Academic Bug-Finding Projects in the Long Run

A number of computer science researchers, including me, have made careers out of creating tools that automate, at least partially, the process of finding bugs in computer programs. Recent work like this can be found in almost any good systemsy conference proceedings such as SOSP, OSDI, ASPLOS, ICSE, or PLDI. Examples go back many years, but a good early-modern paper in this mold is “WARLOCK–A Static Data Race Detection Tool” from USENIX 1993.

How do bug-finding papers get published? Two things are required. First, bugs should be found. A few bugs is fine if they are high-value, deep, or otherwise interesting, but it’s also ok to find a large number of garden variety bugs. It’s not required that the bugs are turned into bug reports that are well-received by the people who maintain the buggy software, but that is definitely a plus. It’s not even required that a bug-finding tool (or algorithm) finds any bugs at all, though I personally don’t have much use for that sort of paper. The second thing that is required is some level of novelty in the bug-finding tool. For example, the novel thing about Csmith was taking undefined and unspecified behavior seriously in a program generator and, in particular, the way that it interleaves program generation and static analysis.
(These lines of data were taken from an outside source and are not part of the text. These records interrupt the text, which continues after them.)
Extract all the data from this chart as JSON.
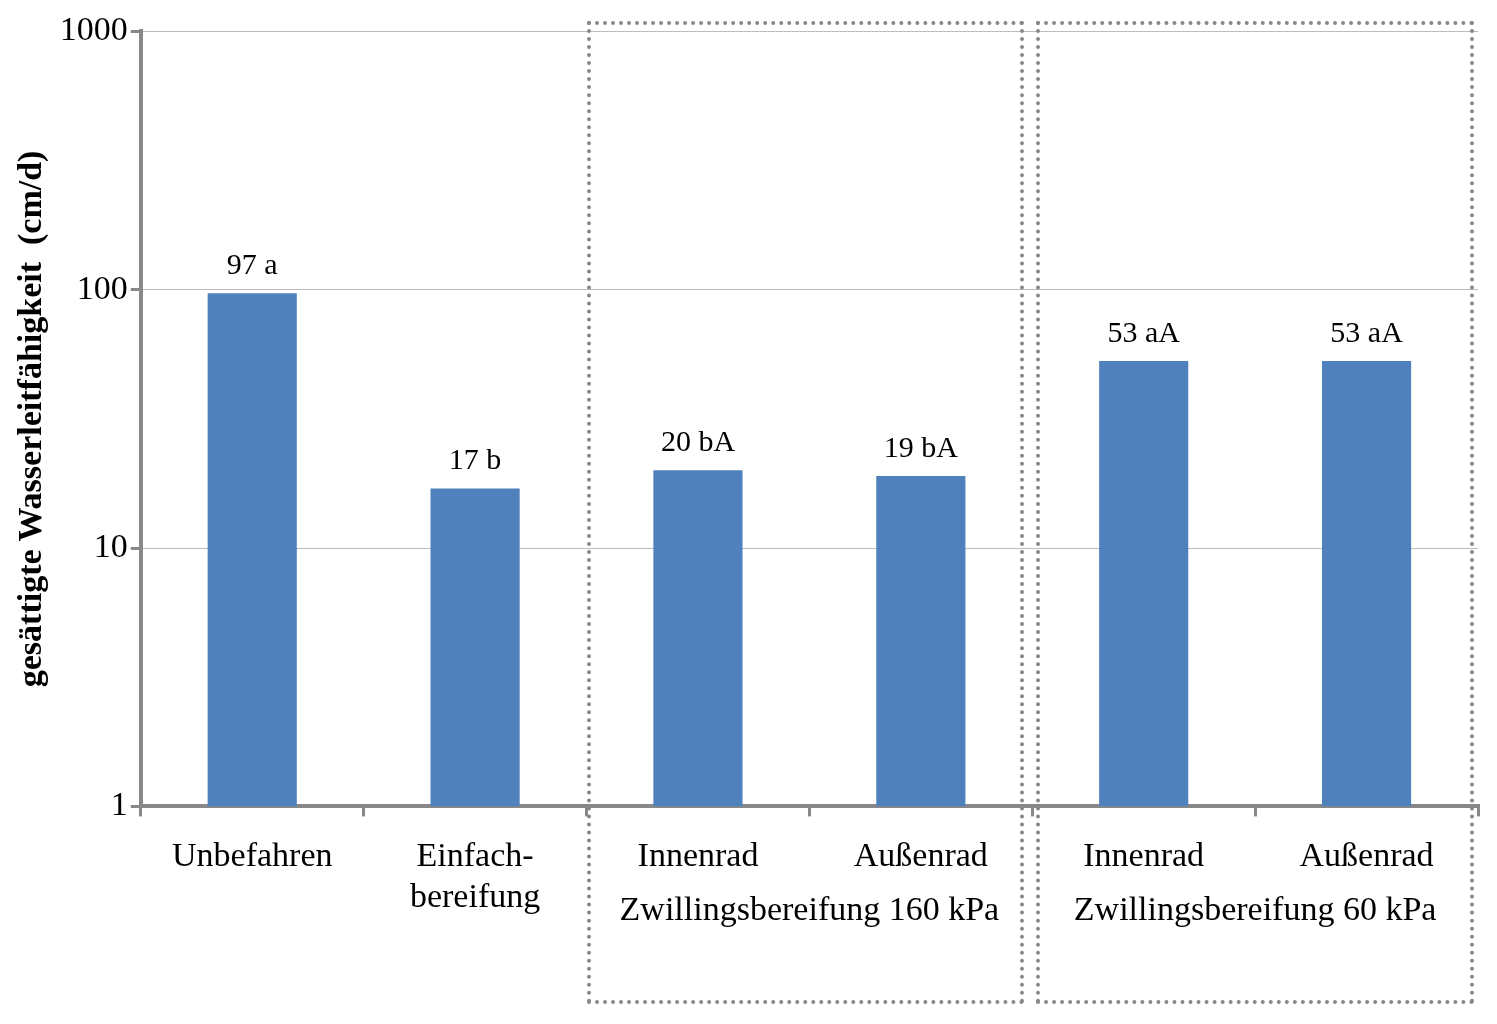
{
  "chart_data": {
    "type": "bar",
    "ylabel": "gesättigte Wasserleitfähigkeit  (cm/d)",
    "categories": [
      "Unbefahren",
      "Einfach-bereifung",
      "Innenrad",
      "Außenrad",
      "Innenrad",
      "Außenrad"
    ],
    "values": [
      97,
      17,
      20,
      19,
      53,
      53
    ],
    "value_labels": [
      "97 a",
      "17 b",
      "20 bA",
      "19 bA",
      "53 aA",
      "53 aA"
    ],
    "color": "#4f81bd",
    "log": "y",
    "ylim": [
      1,
      1000
    ],
    "yticks": [
      1,
      10,
      100,
      1000
    ],
    "grid": "y",
    "annotations": [
      "Zwillingsbereifung 160 kPa",
      "Zwillingsbereifung 60 kPa"
    ]
  }
}
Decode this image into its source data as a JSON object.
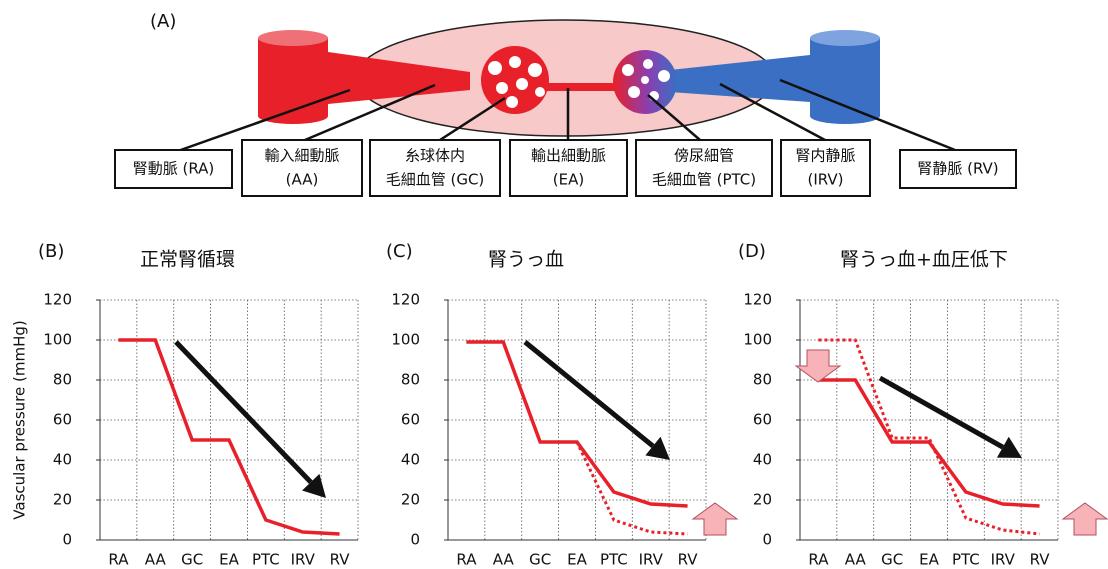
{
  "diagram": {
    "label": "(A)",
    "boxes": [
      [
        "腎動脈 (RA)"
      ],
      [
        "輸入細動脈",
        "(AA)"
      ],
      [
        "糸球体内",
        "毛細血管 (GC)"
      ],
      [
        "輸出細動脈",
        "(EA)"
      ],
      [
        "傍尿細管",
        "毛細血管 (PTC)"
      ],
      [
        "腎内静脈",
        "(IRV)"
      ],
      [
        "腎静脈 (RV)"
      ]
    ]
  },
  "chart_data": [
    {
      "type": "line",
      "panel": "(B)",
      "title": "正常腎循環",
      "y_label": "Vascular pressure (mmHg)",
      "categories": [
        "RA",
        "AA",
        "GC",
        "EA",
        "PTC",
        "IRV",
        "RV"
      ],
      "series": [
        {
          "color": "#e8202a",
          "line_style": "solid",
          "values": [
            100,
            100,
            50,
            50,
            10,
            4,
            3
          ]
        }
      ],
      "ylim": [
        0,
        120
      ],
      "yticks": [
        0,
        20,
        40,
        60,
        80,
        100,
        120
      ],
      "grid": true
    },
    {
      "type": "line",
      "panel": "(C)",
      "title": "腎うっ血",
      "categories": [
        "RA",
        "AA",
        "GC",
        "EA",
        "PTC",
        "IRV",
        "RV"
      ],
      "series": [
        {
          "color": "#e8202a",
          "line_style": "dotted",
          "values": [
            99,
            99,
            49,
            49,
            10,
            4,
            3
          ]
        },
        {
          "color": "#e8202a",
          "line_style": "solid",
          "values": [
            99,
            99,
            49,
            49,
            24,
            18,
            17
          ]
        }
      ],
      "ylim": [
        0,
        120
      ],
      "yticks": [
        0,
        20,
        40,
        60,
        80,
        100,
        120
      ],
      "grid": true
    },
    {
      "type": "line",
      "panel": "(D)",
      "title": "腎うっ血+血圧低下",
      "categories": [
        "RA",
        "AA",
        "GC",
        "EA",
        "PTC",
        "IRV",
        "RV"
      ],
      "series": [
        {
          "color": "#e8202a",
          "line_style": "dotted",
          "values": [
            100,
            100,
            51,
            51,
            11,
            5,
            3
          ]
        },
        {
          "color": "#e8202a",
          "line_style": "solid",
          "values": [
            80,
            80,
            49,
            49,
            24,
            18,
            17
          ]
        }
      ],
      "ylim": [
        0,
        120
      ],
      "yticks": [
        0,
        20,
        40,
        60,
        80,
        100,
        120
      ],
      "grid": true
    }
  ]
}
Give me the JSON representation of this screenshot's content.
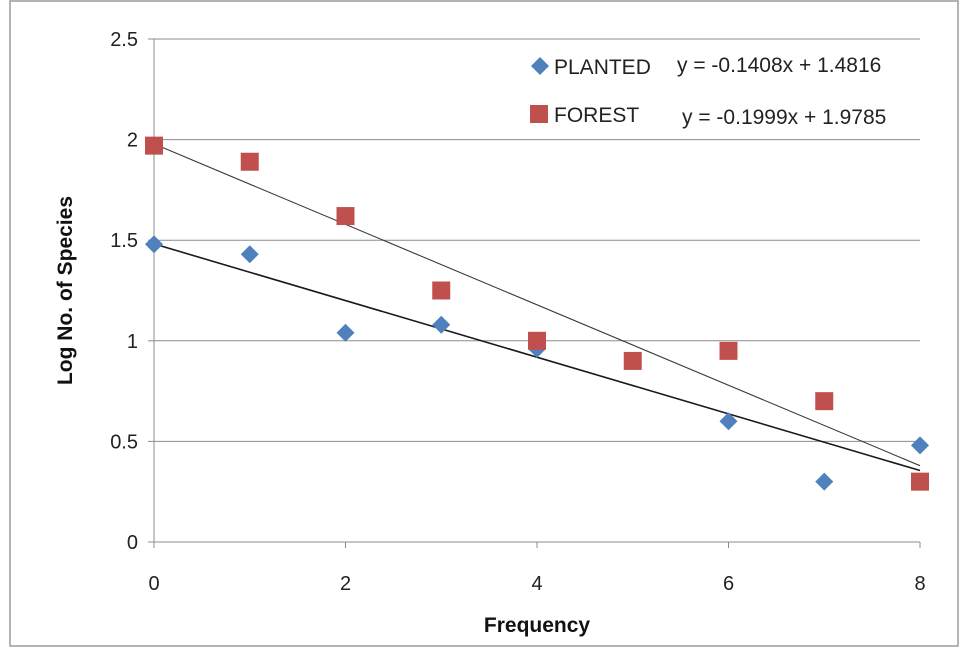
{
  "chart_data": {
    "type": "scatter",
    "title": "",
    "xlabel": "Frequency",
    "ylabel": "Log No. of Species",
    "xlim": [
      0,
      8
    ],
    "ylim": [
      0,
      2.5
    ],
    "x_ticks": [
      "0",
      "2",
      "4",
      "6",
      "8"
    ],
    "y_ticks": [
      "0",
      "0.5",
      "1",
      "1.5",
      "2",
      "2.5"
    ],
    "grid": "horizontal",
    "legend_position": "top-right",
    "series": [
      {
        "name": "PLANTED",
        "marker": "diamond",
        "color": "#4f81bd",
        "x": [
          0,
          1,
          2,
          3,
          4,
          6,
          7,
          8
        ],
        "y": [
          1.48,
          1.43,
          1.04,
          1.08,
          0.96,
          0.6,
          0.3,
          0.48
        ],
        "trendline": {
          "slope": -0.1408,
          "intercept": 1.4816,
          "equation": "y = -0.1408x + 1.4816"
        }
      },
      {
        "name": "FOREST",
        "marker": "square",
        "color": "#c0504d",
        "x": [
          0,
          1,
          2,
          3,
          4,
          5,
          6,
          7,
          8
        ],
        "y": [
          1.97,
          1.89,
          1.62,
          1.25,
          1.0,
          0.9,
          0.95,
          0.7,
          0.3
        ],
        "trendline": {
          "slope": -0.1999,
          "intercept": 1.9785,
          "equation": "y = -0.1999x + 1.9785"
        }
      }
    ]
  }
}
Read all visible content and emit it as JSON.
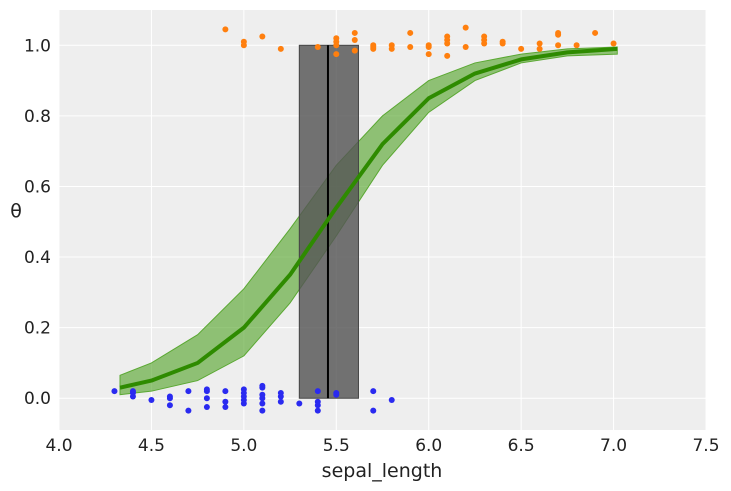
{
  "chart_data": {
    "type": "scatter",
    "title": "",
    "xlabel": "sepal_length",
    "ylabel": "θ",
    "xlim": [
      4.0,
      7.5
    ],
    "ylim": [
      -0.09,
      1.1
    ],
    "xticks": [
      "4.0",
      "4.5",
      "5.0",
      "5.5",
      "6.0",
      "6.5",
      "7.0",
      "7.5"
    ],
    "yticks": [
      "0.0",
      "0.2",
      "0.4",
      "0.6",
      "0.8",
      "1.0"
    ],
    "grid": true,
    "colors": {
      "background": "#eeeeee",
      "class0": "#2a2af0",
      "class1": "#ff7f0e",
      "mean_line": "#2e8b00",
      "band": "#5aa832",
      "hdi_box": "#555555"
    },
    "points_class0": [
      [
        4.3,
        0.02
      ],
      [
        4.4,
        0.015
      ],
      [
        4.4,
        0.005
      ],
      [
        4.4,
        0.02
      ],
      [
        4.5,
        -0.005
      ],
      [
        4.6,
        0.0
      ],
      [
        4.6,
        0.005
      ],
      [
        4.6,
        -0.02
      ],
      [
        4.7,
        0.02
      ],
      [
        4.7,
        -0.035
      ],
      [
        4.8,
        0.02
      ],
      [
        4.8,
        0.025
      ],
      [
        4.8,
        0.0
      ],
      [
        4.8,
        -0.025
      ],
      [
        4.9,
        0.02
      ],
      [
        4.9,
        -0.01
      ],
      [
        4.9,
        -0.025
      ],
      [
        5.0,
        0.025
      ],
      [
        5.0,
        0.015
      ],
      [
        5.0,
        0.005
      ],
      [
        5.0,
        -0.005
      ],
      [
        5.0,
        -0.015
      ],
      [
        5.1,
        0.035
      ],
      [
        5.1,
        0.03
      ],
      [
        5.1,
        0.01
      ],
      [
        5.1,
        0.0
      ],
      [
        5.1,
        -0.015
      ],
      [
        5.1,
        -0.035
      ],
      [
        5.2,
        0.015
      ],
      [
        5.2,
        0.005
      ],
      [
        5.2,
        -0.01
      ],
      [
        5.3,
        -0.015
      ],
      [
        5.4,
        0.02
      ],
      [
        5.4,
        -0.01
      ],
      [
        5.4,
        -0.02
      ],
      [
        5.4,
        -0.035
      ],
      [
        5.5,
        0.015
      ],
      [
        5.5,
        0.01
      ],
      [
        5.7,
        0.02
      ],
      [
        5.7,
        -0.035
      ],
      [
        5.8,
        -0.005
      ]
    ],
    "points_class1": [
      [
        4.9,
        1.045
      ],
      [
        5.0,
        1.01
      ],
      [
        5.0,
        1.0
      ],
      [
        5.1,
        1.025
      ],
      [
        5.2,
        0.99
      ],
      [
        5.4,
        0.995
      ],
      [
        5.5,
        1.02
      ],
      [
        5.5,
        1.01
      ],
      [
        5.5,
        1.0
      ],
      [
        5.5,
        0.975
      ],
      [
        5.6,
        1.035
      ],
      [
        5.6,
        1.015
      ],
      [
        5.6,
        0.985
      ],
      [
        5.7,
        1.0
      ],
      [
        5.7,
        0.995
      ],
      [
        5.7,
        0.99
      ],
      [
        5.8,
        1.0
      ],
      [
        5.8,
        0.99
      ],
      [
        5.9,
        1.035
      ],
      [
        5.9,
        0.995
      ],
      [
        6.0,
        1.0
      ],
      [
        6.0,
        0.995
      ],
      [
        6.0,
        0.975
      ],
      [
        6.1,
        1.025
      ],
      [
        6.1,
        1.015
      ],
      [
        6.1,
        1.005
      ],
      [
        6.1,
        0.97
      ],
      [
        6.2,
        1.05
      ],
      [
        6.2,
        0.995
      ],
      [
        6.3,
        1.025
      ],
      [
        6.3,
        1.015
      ],
      [
        6.3,
        1.005
      ],
      [
        6.4,
        1.01
      ],
      [
        6.4,
        1.005
      ],
      [
        6.5,
        0.99
      ],
      [
        6.6,
        1.005
      ],
      [
        6.6,
        0.99
      ],
      [
        6.7,
        1.035
      ],
      [
        6.7,
        1.03
      ],
      [
        6.7,
        1.0
      ],
      [
        6.8,
        1.0
      ],
      [
        6.9,
        1.035
      ],
      [
        7.0,
        1.005
      ]
    ],
    "curve_x": [
      4.33,
      4.5,
      4.75,
      5.0,
      5.25,
      5.5,
      5.75,
      6.0,
      6.25,
      6.5,
      6.75,
      7.02
    ],
    "curve_mean": [
      0.03,
      0.05,
      0.1,
      0.2,
      0.35,
      0.54,
      0.72,
      0.85,
      0.92,
      0.96,
      0.98,
      0.99
    ],
    "band_lower": [
      0.01,
      0.02,
      0.05,
      0.12,
      0.27,
      0.46,
      0.66,
      0.81,
      0.9,
      0.95,
      0.97,
      0.975
    ],
    "band_upper": [
      0.065,
      0.1,
      0.18,
      0.31,
      0.48,
      0.66,
      0.8,
      0.9,
      0.95,
      0.975,
      0.99,
      0.995
    ],
    "decision_boundary": 5.455,
    "decision_boundary_hdi": [
      5.3,
      5.62
    ]
  }
}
So now you know how it works: someone creates a tool, finds some bugs, writes a paper, and that’s that. The problem, as I’ve increasingly come to realize, is that this cycle is not as useful as we would hope. For example, let’s take one of my tools, IOC (here I’m using “my” in a bit of a broad sense: I wrote very little of IOC, though I did cause it to be created). We created the tool, found some integer overflow bugs, wrote a paper. At this point, if I want to maximize things about me that can be measured (papers, citations, grants, etc.), then I’ll stop right there and move on to the next project. But this is a problem — at the time my paper is published, I’ll have only found and reported a tiny fraction of the integer overflow bugs lurking in all the C/C++ codes that are out there. Furthermore, even if I find and report, for example, all of the integer overflows in the Perl interpreter or the Linux kernel, it’s not like these code bases are going to stay clean. Overflow mistakes are so easy to make that developers will just add them back in unless they get frequent feedback from a tool. So, how can we extract more benefit from a tool?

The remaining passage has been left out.